Bertrand Gauguet : alto and soprano saxophones
Jean-Sébastien Mariage : electric guitar
Mathias Pontevia : horizontal drums

Press

This fine realise from Bordeaux’s bijou imprint Amor Fati shows how far these three French improvisors have moved away from their heady flirtation with Reductionism at the turn of the century. Both forward – guitarist Jean-Sébastien Mariage’s work here is spikier and riskier than the delicate textures he provides in the quintet Hubbub – and backward : Mathias Pontevia’s « horizontal drums » recall Lê Quan Ninh, and saxophonist Bertrand Gauguet has extended his repertoire of rasps, gasps, flutters and sputters to reveal an ear for pitch his 2005 solo debut Etwa never hinted at. The centrepiece, the 34 minute « Tsuri », combines his raw multiphonics, the twang and crunch of Mariage’s guitar and Pontevia’s dramatic friction with a feel for the long form AMM would be proud of. The heartbeat might be slow but the animal is dangerous.

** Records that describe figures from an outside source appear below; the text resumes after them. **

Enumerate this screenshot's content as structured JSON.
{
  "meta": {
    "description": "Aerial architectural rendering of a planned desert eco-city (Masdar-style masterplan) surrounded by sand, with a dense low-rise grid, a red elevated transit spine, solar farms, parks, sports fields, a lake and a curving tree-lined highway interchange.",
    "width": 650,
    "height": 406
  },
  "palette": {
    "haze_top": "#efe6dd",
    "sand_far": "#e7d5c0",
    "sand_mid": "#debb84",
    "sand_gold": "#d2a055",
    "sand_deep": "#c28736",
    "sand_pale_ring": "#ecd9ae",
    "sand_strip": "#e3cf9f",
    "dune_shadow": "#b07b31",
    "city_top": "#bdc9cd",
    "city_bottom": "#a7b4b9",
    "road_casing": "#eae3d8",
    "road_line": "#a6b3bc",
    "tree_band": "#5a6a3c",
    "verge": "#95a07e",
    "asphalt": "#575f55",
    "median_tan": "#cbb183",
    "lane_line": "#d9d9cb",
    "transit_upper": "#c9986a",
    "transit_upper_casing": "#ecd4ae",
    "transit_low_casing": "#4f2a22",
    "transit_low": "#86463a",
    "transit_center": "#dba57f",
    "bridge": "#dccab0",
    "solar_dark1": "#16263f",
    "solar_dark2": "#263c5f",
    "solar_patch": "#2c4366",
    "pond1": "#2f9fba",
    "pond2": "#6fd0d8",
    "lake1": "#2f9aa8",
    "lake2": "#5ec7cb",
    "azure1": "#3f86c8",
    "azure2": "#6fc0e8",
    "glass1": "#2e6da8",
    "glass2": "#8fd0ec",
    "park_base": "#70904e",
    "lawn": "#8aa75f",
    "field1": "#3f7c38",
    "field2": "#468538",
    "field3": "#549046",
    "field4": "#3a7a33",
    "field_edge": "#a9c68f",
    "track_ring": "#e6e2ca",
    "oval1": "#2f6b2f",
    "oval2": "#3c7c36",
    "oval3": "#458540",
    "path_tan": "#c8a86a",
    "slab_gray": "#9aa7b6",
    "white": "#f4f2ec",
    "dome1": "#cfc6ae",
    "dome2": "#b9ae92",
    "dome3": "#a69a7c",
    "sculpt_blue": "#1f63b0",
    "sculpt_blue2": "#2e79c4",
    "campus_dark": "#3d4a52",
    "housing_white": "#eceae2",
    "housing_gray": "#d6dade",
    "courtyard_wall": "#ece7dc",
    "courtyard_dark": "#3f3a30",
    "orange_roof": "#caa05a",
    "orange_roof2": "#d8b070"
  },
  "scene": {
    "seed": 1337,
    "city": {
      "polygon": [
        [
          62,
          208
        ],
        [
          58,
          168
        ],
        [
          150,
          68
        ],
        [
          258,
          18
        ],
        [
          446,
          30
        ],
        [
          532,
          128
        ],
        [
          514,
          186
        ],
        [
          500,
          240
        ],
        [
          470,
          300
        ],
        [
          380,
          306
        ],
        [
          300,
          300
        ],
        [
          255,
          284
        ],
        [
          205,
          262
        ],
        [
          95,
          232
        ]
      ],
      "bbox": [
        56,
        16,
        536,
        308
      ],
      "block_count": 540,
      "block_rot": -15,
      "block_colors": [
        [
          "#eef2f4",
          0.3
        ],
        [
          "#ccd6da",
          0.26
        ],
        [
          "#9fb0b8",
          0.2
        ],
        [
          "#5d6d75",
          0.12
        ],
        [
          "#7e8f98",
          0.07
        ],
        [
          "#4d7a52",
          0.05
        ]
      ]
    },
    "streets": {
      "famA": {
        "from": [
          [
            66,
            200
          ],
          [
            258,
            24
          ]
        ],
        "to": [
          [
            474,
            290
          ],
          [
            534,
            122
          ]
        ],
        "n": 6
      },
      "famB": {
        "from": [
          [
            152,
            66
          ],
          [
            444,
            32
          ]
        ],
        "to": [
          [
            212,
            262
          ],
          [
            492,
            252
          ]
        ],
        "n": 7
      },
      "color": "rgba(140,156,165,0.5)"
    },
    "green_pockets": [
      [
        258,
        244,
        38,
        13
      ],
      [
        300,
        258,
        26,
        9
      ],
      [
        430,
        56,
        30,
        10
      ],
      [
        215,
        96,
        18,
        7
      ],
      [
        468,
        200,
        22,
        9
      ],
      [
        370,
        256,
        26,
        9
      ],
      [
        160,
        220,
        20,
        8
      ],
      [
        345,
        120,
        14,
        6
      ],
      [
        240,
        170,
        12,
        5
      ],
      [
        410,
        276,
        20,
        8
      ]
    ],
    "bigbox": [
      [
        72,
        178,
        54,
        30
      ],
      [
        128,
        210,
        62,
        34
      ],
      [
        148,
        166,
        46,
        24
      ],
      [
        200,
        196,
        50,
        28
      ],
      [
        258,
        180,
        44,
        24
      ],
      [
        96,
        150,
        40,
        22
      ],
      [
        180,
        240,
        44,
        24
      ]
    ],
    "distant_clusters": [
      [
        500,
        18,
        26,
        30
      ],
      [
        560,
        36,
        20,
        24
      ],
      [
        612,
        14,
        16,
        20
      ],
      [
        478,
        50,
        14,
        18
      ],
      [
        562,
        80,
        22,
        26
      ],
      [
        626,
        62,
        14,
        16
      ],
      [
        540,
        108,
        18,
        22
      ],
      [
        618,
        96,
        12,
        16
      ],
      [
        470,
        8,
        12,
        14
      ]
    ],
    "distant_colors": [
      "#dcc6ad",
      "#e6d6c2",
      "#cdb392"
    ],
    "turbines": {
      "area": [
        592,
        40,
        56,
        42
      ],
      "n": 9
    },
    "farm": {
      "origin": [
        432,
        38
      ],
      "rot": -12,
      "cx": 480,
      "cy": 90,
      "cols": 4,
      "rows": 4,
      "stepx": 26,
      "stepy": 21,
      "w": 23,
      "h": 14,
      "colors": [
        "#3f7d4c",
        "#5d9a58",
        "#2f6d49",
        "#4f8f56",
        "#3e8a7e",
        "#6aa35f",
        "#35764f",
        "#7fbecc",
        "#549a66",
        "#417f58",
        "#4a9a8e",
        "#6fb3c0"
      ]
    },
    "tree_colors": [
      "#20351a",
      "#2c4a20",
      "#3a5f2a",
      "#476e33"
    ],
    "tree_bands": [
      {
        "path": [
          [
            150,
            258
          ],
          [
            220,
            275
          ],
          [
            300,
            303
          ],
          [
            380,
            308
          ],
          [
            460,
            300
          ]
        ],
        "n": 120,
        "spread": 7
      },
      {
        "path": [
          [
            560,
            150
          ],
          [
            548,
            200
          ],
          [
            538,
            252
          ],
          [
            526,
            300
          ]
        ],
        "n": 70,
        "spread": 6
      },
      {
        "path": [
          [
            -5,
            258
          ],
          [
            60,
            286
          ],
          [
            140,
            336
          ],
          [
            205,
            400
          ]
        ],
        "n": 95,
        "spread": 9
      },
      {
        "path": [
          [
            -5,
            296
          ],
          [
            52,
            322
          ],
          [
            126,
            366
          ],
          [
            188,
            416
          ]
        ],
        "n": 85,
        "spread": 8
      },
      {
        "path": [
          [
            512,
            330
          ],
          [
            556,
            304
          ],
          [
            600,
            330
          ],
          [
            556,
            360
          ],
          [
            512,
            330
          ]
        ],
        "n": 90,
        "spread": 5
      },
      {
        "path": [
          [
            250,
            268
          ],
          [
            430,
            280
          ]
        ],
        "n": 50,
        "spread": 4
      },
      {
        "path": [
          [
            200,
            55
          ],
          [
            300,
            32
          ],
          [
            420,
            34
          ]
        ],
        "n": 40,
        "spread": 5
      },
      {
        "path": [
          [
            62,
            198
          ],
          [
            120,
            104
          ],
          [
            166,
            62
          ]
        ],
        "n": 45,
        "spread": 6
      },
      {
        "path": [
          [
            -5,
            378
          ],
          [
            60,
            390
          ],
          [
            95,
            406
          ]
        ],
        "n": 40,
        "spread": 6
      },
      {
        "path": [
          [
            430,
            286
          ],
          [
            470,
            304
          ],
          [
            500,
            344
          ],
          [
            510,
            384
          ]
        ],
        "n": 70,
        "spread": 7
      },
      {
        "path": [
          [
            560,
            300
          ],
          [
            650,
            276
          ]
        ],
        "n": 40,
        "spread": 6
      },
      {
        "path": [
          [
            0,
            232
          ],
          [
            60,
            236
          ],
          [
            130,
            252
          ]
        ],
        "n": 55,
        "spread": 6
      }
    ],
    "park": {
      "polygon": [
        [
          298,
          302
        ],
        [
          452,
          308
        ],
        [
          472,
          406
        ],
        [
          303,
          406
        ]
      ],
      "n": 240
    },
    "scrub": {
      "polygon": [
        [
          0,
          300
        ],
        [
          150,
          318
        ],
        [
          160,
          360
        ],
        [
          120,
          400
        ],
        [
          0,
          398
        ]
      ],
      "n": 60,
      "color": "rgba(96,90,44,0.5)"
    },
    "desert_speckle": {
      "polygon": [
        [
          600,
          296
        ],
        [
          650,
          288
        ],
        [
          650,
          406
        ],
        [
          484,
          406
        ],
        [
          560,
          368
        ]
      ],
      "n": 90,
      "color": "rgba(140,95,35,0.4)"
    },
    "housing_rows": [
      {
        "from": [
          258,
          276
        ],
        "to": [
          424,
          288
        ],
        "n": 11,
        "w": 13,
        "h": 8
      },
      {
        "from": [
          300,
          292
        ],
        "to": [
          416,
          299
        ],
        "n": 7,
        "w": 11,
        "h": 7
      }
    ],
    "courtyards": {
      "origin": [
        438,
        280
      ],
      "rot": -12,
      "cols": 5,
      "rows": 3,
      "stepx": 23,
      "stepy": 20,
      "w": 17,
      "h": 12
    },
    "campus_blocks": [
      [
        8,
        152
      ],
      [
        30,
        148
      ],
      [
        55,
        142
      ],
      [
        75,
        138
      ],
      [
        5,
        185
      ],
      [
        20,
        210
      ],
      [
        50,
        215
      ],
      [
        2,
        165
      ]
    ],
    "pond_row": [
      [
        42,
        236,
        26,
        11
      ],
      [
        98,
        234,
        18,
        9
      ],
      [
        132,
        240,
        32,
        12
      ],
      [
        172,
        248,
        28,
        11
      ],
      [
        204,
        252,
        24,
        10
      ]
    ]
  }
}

Dan Warburton, The Wire, Mai 2011


The CD in question is a new release by X_BRANE, the French trio of Bertrand Gauguet, (alto and soprano sax) Jean-Sébastien Mariage, (electric guitar) and Mathias Pontevia (batterie horizontale apparently, though I think basically percussion). I’ve no idea where the group named X_BRANE comes from, but this release, on the  fine Amor Fati label is titled Penche un peu vers l’angle (Lean at little at an angle??) and contains a lot of music, with the three tracks here totalling up more than seventy minutes of improvisation. The recordings were made in a studio of some kind rather than in front of an audience, so the quality of the sound is great. What is difficult for me is trying to describe this music in any simple or lazy way. It is at once thoroughly familiar and yet also impossible to define with a few catchwords, which has to be a good thing.

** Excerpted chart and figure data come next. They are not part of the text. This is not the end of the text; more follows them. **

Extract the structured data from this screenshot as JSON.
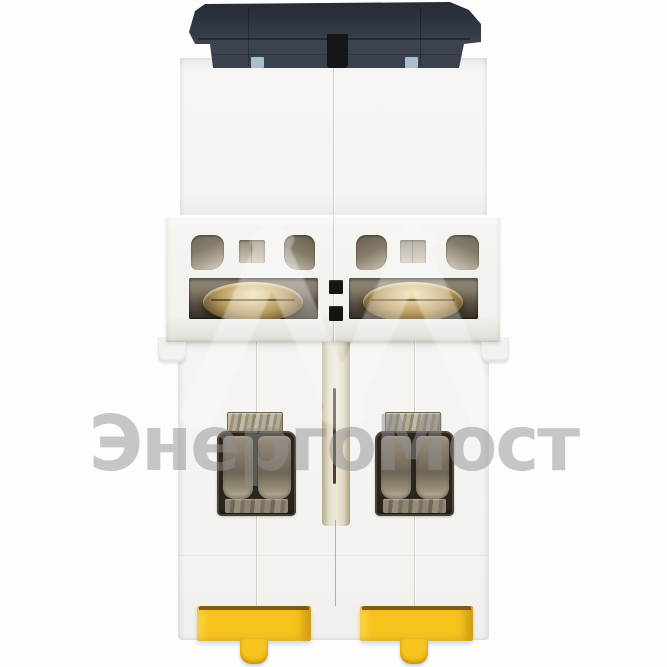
{
  "photo": {
    "subject": "two-pole modular circuit breaker, rear bottom view",
    "watermark": {
      "text": "ЭнергоМост",
      "color": "#8f8f8f"
    }
  },
  "colors": {
    "background": "#fdfdfd",
    "cap_dark": "#333a47",
    "housing_white": "#f4f3f0",
    "mount_tab_blue": "#a9bfce",
    "vent_interior_dark": "#6f6856",
    "vent_interior_light": "#d9d3c3",
    "screw_brass": "#c9ae72",
    "terminal_dark": "#2b251d",
    "clamp_metal": "#8d8471",
    "clip_yellow": "#f7c41d",
    "clip_shadow_line": "#6e4a10",
    "groove_tan": "#e2dcc8"
  }
}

Ultimately the music here is instrumental improvisation, three pieces of music performed spontaneously with relatively traditional tools. However, trying to pin this one down to any one corner of the improvised music spectrum is completely impossible. It is far from overly busy stuff, maintaining a slow pace throughout, but then it also falls into complete silence only very rarely, and when it wants to it can push the tension levels hard. Of the three musicians, the only one that doesn’t really play his instrument at any point in a completely traditional manner is Mariage, whose playing impressed me a lot when I saw Hubbub in London recently. His guitar playing is highly restrained, centred mostly around extended sounds, many of them tonal, often the result of eBow work or bowed strings. What he contributes seems very simple, but is in fact very carefully and delicately chosen and placed around the more traditionally familiar sounds of Gauguet’s breathy sax and the vibrating metals and booming strikes of Pontevia’s percussion.